In 2016 the European Union created its major piece of EU-wide legislation on cybersecurity, the NIS Directive. At the time cyber attacks were already a daily problem for all Member States. Since then, attacks have increased even further as cybercriminals become more numerous and more technically skilled.
Specifically, those trained and operated by authoritarian regimes like Russia or China, have become more able to considerably disrupt critical infrastructure. To respond to this increased exposure to cyber threats, the NIS 2 Directive, which I worked on in the AFET committee a year ago, now covers medium and large entities from more sectors that are critical for the economy and society, including providers of public electronic communications services, digital services, wastewater and more.
Pirate footprint in new legislation
Cyberspace does not care about borders and attacks can come from any Internet connection on earth and can target any European citizen, institution, or business. As such common European Union-wide minimum standards are a suitable way to address this challenge.
Last month, the European Parliament together with experts from national governments updated this landmark legislation to make us safer in cyberspace. Pirates played an important role in improving the draft and quite a few of our priorities made it into the final text. Here are the ones I find crucial:
- Open-source software and technology has been recognised for its significant role in providing better security. EU Member States should include cybersecurity-related requirements for ICT products in public procurement, including cybersecurity certification as well as encryption requirements and the use of open-source products. This will hopefully lead to an overall improvement and safeguard of vulnerable public networks across the EU.
- Coordinated bug disclosure by Computer security incident response teams (CSIRTs). From now on Member States response teams, which were already established by NIS 1, will facilitate access to information on vulnerabilities registered in the European vulnerability registry and significantly improve national cooperation. Coordination on this critical area will allow quicker patch and response times for all networks in the EU once bugs have been identified by at least one Member State.
- International Cooperation among like-minded people and nations. The national work of CSIRTs and other competent authorities must include cooperation with like-minded countries and organisations for this global security problem to be adequately addressed. Member States are now more able and enticed to participate and contribute to such cooperation.

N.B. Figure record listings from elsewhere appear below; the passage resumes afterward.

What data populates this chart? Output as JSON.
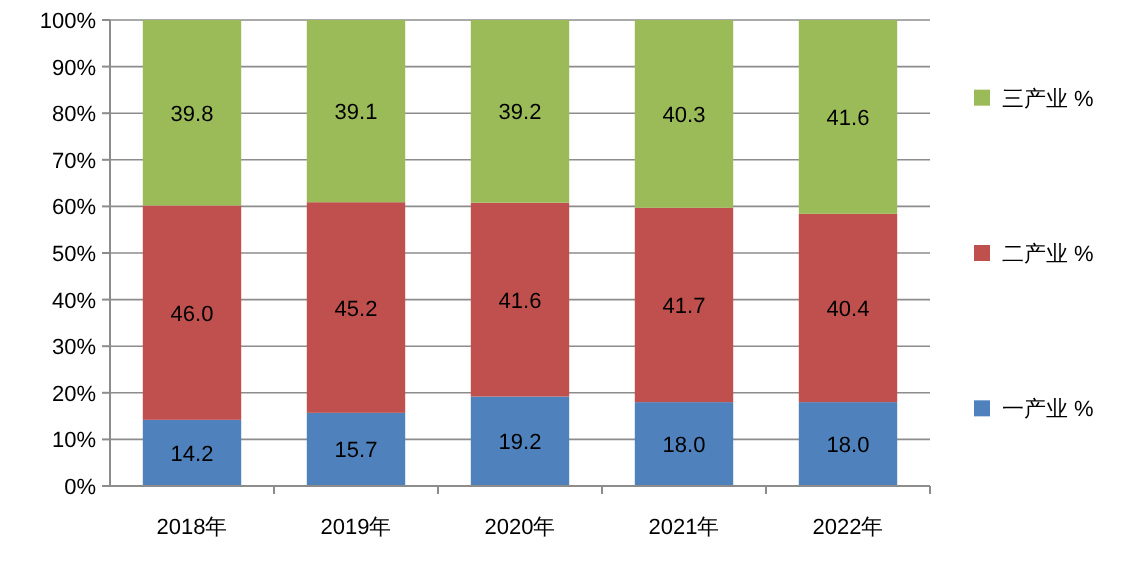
{
  "chart_data": {
    "type": "bar",
    "stacked": true,
    "categories": [
      "2018年",
      "2019年",
      "2020年",
      "2021年",
      "2022年"
    ],
    "series": [
      {
        "name": "一产业 %",
        "color": "#4f81bd",
        "values": [
          14.2,
          15.7,
          19.2,
          18.0,
          18.0
        ],
        "value_labels": [
          "14.2",
          "15.7",
          "19.2",
          "18.0",
          "18.0"
        ]
      },
      {
        "name": "二产业 %",
        "color": "#c0504d",
        "values": [
          46.0,
          45.2,
          41.6,
          41.7,
          40.4
        ],
        "value_labels": [
          "46.0",
          "45.2",
          "41.6",
          "41.7",
          "40.4"
        ]
      },
      {
        "name": "三产业 %",
        "color": "#9bbb59",
        "values": [
          39.8,
          39.1,
          39.2,
          40.3,
          41.6
        ],
        "value_labels": [
          "39.8",
          "39.1",
          "39.2",
          "40.3",
          "41.6"
        ]
      }
    ],
    "ylim": [
      0,
      100
    ],
    "yticks": [
      {
        "value": 0,
        "label": "0%"
      },
      {
        "value": 10,
        "label": "10%"
      },
      {
        "value": 20,
        "label": "20%"
      },
      {
        "value": 30,
        "label": "30%"
      },
      {
        "value": 40,
        "label": "40%"
      },
      {
        "value": 50,
        "label": "50%"
      },
      {
        "value": 60,
        "label": "60%"
      },
      {
        "value": 70,
        "label": "70%"
      },
      {
        "value": 80,
        "label": "80%"
      },
      {
        "value": 90,
        "label": "90%"
      },
      {
        "value": 100,
        "label": "100%"
      }
    ],
    "grid": "y",
    "legend": "right"
  }
}
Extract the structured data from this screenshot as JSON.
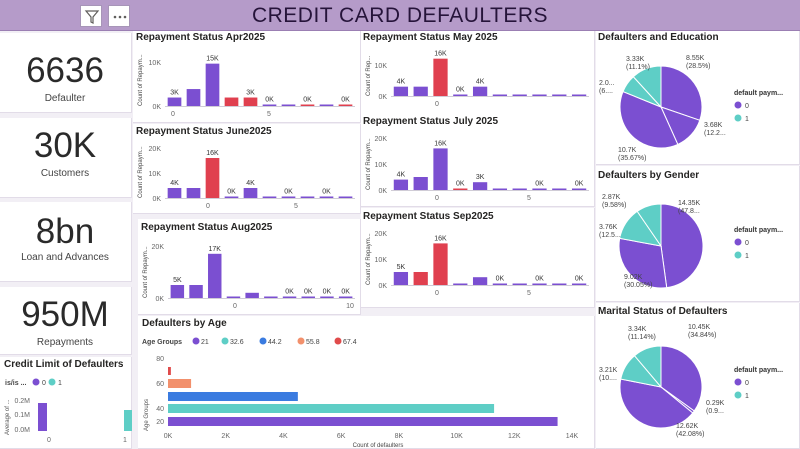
{
  "header": {
    "title": "CREDIT CARD DEFAULTERS",
    "filter_icon": "filter-icon",
    "more_icon": "more-options-icon"
  },
  "cards": [
    {
      "value": "6636",
      "label": "Defaulter"
    },
    {
      "value": "30K",
      "label": "Customers"
    },
    {
      "value": "8bn",
      "label": "Loan and Advances"
    },
    {
      "value": "950M",
      "label": "Repayments"
    }
  ],
  "credit_limit": {
    "title": "Credit Limit of Defaulters",
    "legend_title": "is/is ...",
    "legend": [
      {
        "name": "0",
        "color": "#7b4fd1"
      },
      {
        "name": "1",
        "color": "#4fd1c5"
      }
    ],
    "ylabel": "Average of ...",
    "yticks": [
      "0.2M",
      "0.1M",
      "0.0M"
    ],
    "xticks": [
      "0",
      "1"
    ]
  },
  "colors": {
    "purple": "#7b4fd1",
    "red": "#e0404f",
    "teal": "#5ecec6",
    "blue": "#3a7be0",
    "salmon": "#f2906c",
    "darkred": "#e04b4b"
  },
  "chart_data": [
    {
      "type": "bar",
      "id": "apr",
      "title": "Repayment Status Apr2025",
      "ylabel": "Count of Repaym...",
      "yticks": [
        "10K",
        "0K"
      ],
      "ylim": [
        0,
        17000
      ],
      "xticks": [
        "0",
        "5"
      ],
      "values": [
        3000,
        6000,
        15000,
        3000,
        3000,
        0,
        0,
        0,
        0,
        0
      ],
      "labels": [
        "3K",
        "",
        "15K",
        "",
        "3K",
        "0K",
        "",
        "0K",
        "",
        "0K"
      ],
      "colors": [
        "purple",
        "purple",
        "purple",
        "red",
        "red",
        "purple",
        "purple",
        "red",
        "purple",
        "red"
      ]
    },
    {
      "type": "bar",
      "id": "may",
      "title": "Repayment Status May 2025",
      "ylabel": "Count of Rep...",
      "yticks": [
        "10K",
        "0K"
      ],
      "ylim": [
        0,
        18000
      ],
      "xticks": [
        "0"
      ],
      "values": [
        4000,
        4000,
        16000,
        0,
        4000,
        0,
        0,
        0,
        0,
        0
      ],
      "labels": [
        "4K",
        "",
        "16K",
        "0K",
        "4K",
        "",
        "",
        "",
        "",
        ""
      ],
      "colors": [
        "purple",
        "purple",
        "red",
        "purple",
        "purple",
        "purple",
        "purple",
        "purple",
        "purple",
        "purple"
      ]
    },
    {
      "type": "bar",
      "id": "june",
      "title": "Repayment Status June2025",
      "ylabel": "Count of Repaym...",
      "yticks": [
        "20K",
        "10K",
        "0K"
      ],
      "ylim": [
        0,
        20000
      ],
      "xticks": [
        "0",
        "5"
      ],
      "values": [
        4000,
        4000,
        16000,
        0,
        4000,
        0,
        0,
        0,
        0,
        0
      ],
      "labels": [
        "4K",
        "",
        "16K",
        "0K",
        "4K",
        "",
        "0K",
        "",
        "0K",
        ""
      ],
      "colors": [
        "purple",
        "purple",
        "red",
        "purple",
        "purple",
        "purple",
        "purple",
        "purple",
        "purple",
        "purple"
      ]
    },
    {
      "type": "bar",
      "id": "july",
      "title": "Repayment Status July 2025",
      "ylabel": "Count of Repaym...",
      "yticks": [
        "20K",
        "10K",
        "0K"
      ],
      "ylim": [
        0,
        20000
      ],
      "xticks": [
        "0",
        "5"
      ],
      "values": [
        4000,
        5000,
        16000,
        0,
        3000,
        0,
        0,
        0,
        0,
        0
      ],
      "labels": [
        "4K",
        "",
        "16K",
        "0K",
        "3K",
        "",
        "",
        "0K",
        "",
        "0K"
      ],
      "colors": [
        "purple",
        "purple",
        "purple",
        "red",
        "purple",
        "purple",
        "purple",
        "purple",
        "purple",
        "purple"
      ]
    },
    {
      "type": "bar",
      "id": "aug",
      "title": "Repayment Status Aug2025",
      "ylabel": "Count of Repaym...",
      "yticks": [
        "20K",
        "0K"
      ],
      "ylim": [
        0,
        20000
      ],
      "xticks": [
        "0",
        "10"
      ],
      "values": [
        5000,
        5000,
        17000,
        0,
        2000,
        0,
        0,
        0,
        0,
        0
      ],
      "labels": [
        "5K",
        "",
        "17K",
        "",
        "",
        "",
        "0K",
        "0K",
        "0K",
        "0K"
      ],
      "colors": [
        "purple",
        "purple",
        "purple",
        "purple",
        "purple",
        "purple",
        "purple",
        "purple",
        "purple",
        "purple"
      ]
    },
    {
      "type": "bar",
      "id": "sep",
      "title": "Repayment Status Sep2025",
      "ylabel": "Count of Repaym...",
      "yticks": [
        "20K",
        "10K",
        "0K"
      ],
      "ylim": [
        0,
        20000
      ],
      "xticks": [
        "0",
        "5"
      ],
      "values": [
        5000,
        5000,
        16000,
        0,
        3000,
        0,
        0,
        0,
        0,
        0
      ],
      "labels": [
        "5K",
        "",
        "16K",
        "",
        "",
        "0K",
        "",
        "0K",
        "",
        "0K"
      ],
      "colors": [
        "purple",
        "red",
        "red",
        "purple",
        "purple",
        "purple",
        "purple",
        "purple",
        "purple",
        "purple"
      ]
    },
    {
      "type": "bar-horizontal",
      "id": "age",
      "title": "Defaulters by Age",
      "legend_title": "Age Groups",
      "legend": [
        {
          "name": "21",
          "color": "purple"
        },
        {
          "name": "32.6",
          "color": "teal"
        },
        {
          "name": "44.2",
          "color": "blue"
        },
        {
          "name": "55.8",
          "color": "salmon"
        },
        {
          "name": "67.4",
          "color": "darkred"
        }
      ],
      "ylabel": "Age Groups",
      "yticks": [
        "80",
        "60",
        "40",
        "20"
      ],
      "xlabel": "Count of defaulters",
      "xticks": [
        "0K",
        "2K",
        "4K",
        "6K",
        "8K",
        "10K",
        "12K",
        "14K"
      ],
      "xlim": [
        0,
        14000
      ],
      "categories": [
        "21",
        "32.6",
        "44.2",
        "55.8",
        "67.4"
      ],
      "values": [
        13500,
        11300,
        4500,
        800,
        100
      ]
    },
    {
      "type": "pie",
      "id": "edu",
      "title": "Defaulters and Education",
      "legend_title": "default paym...",
      "legend": [
        {
          "name": "0",
          "color": "purple"
        },
        {
          "name": "1",
          "color": "teal"
        }
      ],
      "slices": [
        {
          "value": 8550,
          "label1": "8.55K",
          "label2": "(28.5%)",
          "color": "purple"
        },
        {
          "value": 3680,
          "label1": "3.68K",
          "label2": "(12.2...",
          "color": "purple"
        },
        {
          "value": 10700,
          "label1": "10.7K",
          "label2": "(35.67%)",
          "color": "purple"
        },
        {
          "value": 2000,
          "label1": "2.0...",
          "label2": "(6....",
          "color": "teal"
        },
        {
          "value": 3330,
          "label1": "3.33K",
          "label2": "(11.1%)",
          "color": "teal"
        }
      ]
    },
    {
      "type": "pie",
      "id": "gender",
      "title": "Defaulters by Gender",
      "legend_title": "default paym...",
      "legend": [
        {
          "name": "0",
          "color": "purple"
        },
        {
          "name": "1",
          "color": "teal"
        }
      ],
      "slices": [
        {
          "value": 14350,
          "label1": "14.35K",
          "label2": "(47.8...",
          "color": "purple"
        },
        {
          "value": 9020,
          "label1": "9.02K",
          "label2": "(30.05%)",
          "color": "purple"
        },
        {
          "value": 3760,
          "label1": "3.76K",
          "label2": "(12.5...",
          "color": "teal"
        },
        {
          "value": 2870,
          "label1": "2.87K",
          "label2": "(9.58%)",
          "color": "teal"
        }
      ]
    },
    {
      "type": "pie",
      "id": "marital",
      "title": "Marital Status of Defaulters",
      "legend_title": "default paym...",
      "legend": [
        {
          "name": "0",
          "color": "purple"
        },
        {
          "name": "1",
          "color": "teal"
        }
      ],
      "slices": [
        {
          "value": 10450,
          "label1": "10.45K",
          "label2": "(34.84%)",
          "color": "purple"
        },
        {
          "value": 290,
          "label1": "0.29K",
          "label2": "(0.9...",
          "color": "purple"
        },
        {
          "value": 12620,
          "label1": "12.62K",
          "label2": "(42.08%)",
          "color": "purple"
        },
        {
          "value": 3210,
          "label1": "3.21K",
          "label2": "(10....",
          "color": "teal"
        },
        {
          "value": 3340,
          "label1": "3.34K",
          "label2": "(11.14%)",
          "color": "teal"
        }
      ]
    }
  ]
}
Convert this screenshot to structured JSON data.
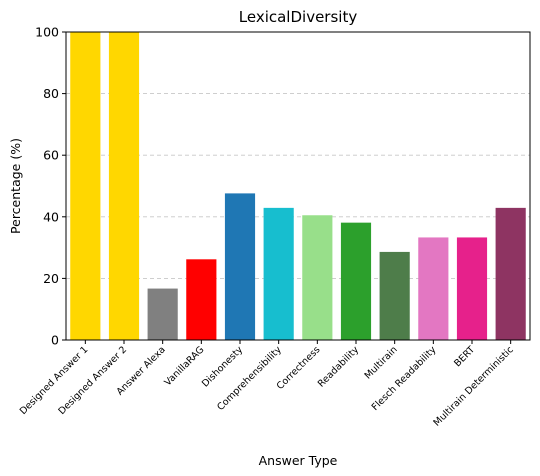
{
  "chart_data": {
    "type": "bar",
    "title": "LexicalDiversity",
    "xlabel": "Answer Type",
    "ylabel": "Percentage (%)",
    "ylim": [
      0,
      100
    ],
    "yticks": [
      0,
      20,
      40,
      60,
      80,
      100
    ],
    "grid": "y-dashed",
    "categories": [
      "Designed Answer 1",
      "Designed Answer 2",
      "Answer Alexa",
      "VanillaRAG",
      "Dishonesty",
      "Comprehensibility",
      "Correctness",
      "Readability",
      "Multirain",
      "Flesch Readability",
      "BERT",
      "Multirain Deterministic"
    ],
    "values": [
      100,
      100,
      16.7,
      26.2,
      47.6,
      42.9,
      40.5,
      38.1,
      28.6,
      33.3,
      33.3,
      42.9
    ],
    "colors": [
      "#ffd700",
      "#ffd700",
      "#808080",
      "#ff0000",
      "#1f77b4",
      "#17becf",
      "#98df8a",
      "#2ca02c",
      "#4e7d4a",
      "#e377c2",
      "#e6218b",
      "#8e3462"
    ]
  }
}
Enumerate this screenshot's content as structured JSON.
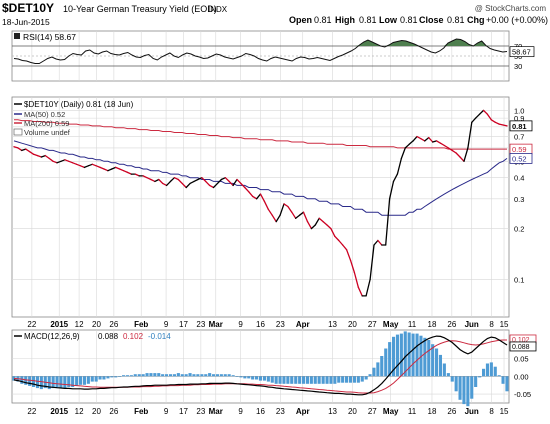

- Cybersecurity training and education that is free of charge and open to all citizens and SMEs. Almost everyone in the European Union owns at least one internet connected device. Likely, you are reading this article on one of them right now. As such widespread and free education and support from competent national authorities will be significantly improved. The more we invest in basic cybersecurity training and education, the better we become as a Union in countering attacks.
New features are also streamlined notification obligations for entities under attack, in order to allow for enough time and flexibility to first react to the attack, yet also allow for competent authorities to have enough time for active support and assistance.
New policies for large companies on the use of encryption and multi-factor authentication will equally add security, as well as accountability of top management for non-compliance with the cybersecurity obligations with fines up to 2% of total annual turnover. That will ensure that all these new measures are correctly applied by critical companies and utilities.
I’m strongly convinced that the mix of improved and new measures will lead to a safer European cyberspace.